Een week geleden was er een demonstratie in Den Haag tegen het jihadisme. Aanleiding was de opvallend snelle opmars van ISIS in Noord- en West-Irak en de slachtoffers onder vooral sjiitische moslims die daarbij vielen. Ik zag er een demonstratie van moslims tegen moslims in. Of omdat de claim wie wel of niet moslim is lastig te controleren valt: ‘Dus mensen die zich beroepen op de islam demonstreerden tegen mensen die zich beroepen op de islam.’ Sjiieten tegen soennieten. Op die observatie kreeg ik in een reactie commentaar. Ik zou onbedoeld mensen tegen elkaar opzetten. Als de weerman die de schuld van het slechte weer krijgt.

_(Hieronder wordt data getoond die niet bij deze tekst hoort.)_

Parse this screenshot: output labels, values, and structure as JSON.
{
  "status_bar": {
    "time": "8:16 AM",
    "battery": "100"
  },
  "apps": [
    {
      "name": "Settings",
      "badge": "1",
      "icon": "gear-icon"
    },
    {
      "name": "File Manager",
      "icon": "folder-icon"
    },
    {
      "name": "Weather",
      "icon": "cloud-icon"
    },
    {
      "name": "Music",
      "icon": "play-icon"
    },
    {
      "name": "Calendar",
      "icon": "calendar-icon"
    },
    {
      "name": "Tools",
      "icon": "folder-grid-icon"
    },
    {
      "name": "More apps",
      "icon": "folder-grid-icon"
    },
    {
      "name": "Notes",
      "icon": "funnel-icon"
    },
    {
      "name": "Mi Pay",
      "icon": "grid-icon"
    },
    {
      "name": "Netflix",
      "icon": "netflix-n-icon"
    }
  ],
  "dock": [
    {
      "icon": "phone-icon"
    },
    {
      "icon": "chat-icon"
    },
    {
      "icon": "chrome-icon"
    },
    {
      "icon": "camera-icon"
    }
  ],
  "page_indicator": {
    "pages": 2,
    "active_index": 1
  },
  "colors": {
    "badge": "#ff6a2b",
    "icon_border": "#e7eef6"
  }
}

De strijd in Irak gaat verder. ISIS heeft een kalifaat uitgeroepen, een slimme manier van fondsenwerving, politieke marketing en schrik aanjagen van de tegenstander. Nu claimen de soennieten in Irak op grote schaal sjiitische en soefistische moskeeën en schrijnen in Noord-Irak te vernietigen. Het zouden heidense tempels zijn. Bulldozers en explosieven zouden in de steden Mosoel en Tal Afar ingezet zijn voor de vernietiging. Hoewel er beelden van zijn is lastig vast te stellen of ze authentiek zijn. Maar de schrik zit er behoorlijk in.
De ontkenning dat aan de strijd in Irak en Syrië een interreligieus conflict tussen twee stromingen in de islam ten grondslag ligt is aannemelijk. Maar in resultaat maakt het weinig uit wat de diepste oorzaak is. Animositeit tussen soennieten en sjiieten dient als vergaarbak voor belangen, ongenoegens en geschillen. Essentieel is dat mensen die zich op de islam beroepen op leven en dood strijden tegen mensen die zich op de islam beroepen zonder dat de religieuze autoriteiten binnen stromingen van de islam dit verhinderen. Dat geeft te denken of binnen afzienbare tijd de islam nog uit handen van de politiek gered kan worden of een verloren religie is.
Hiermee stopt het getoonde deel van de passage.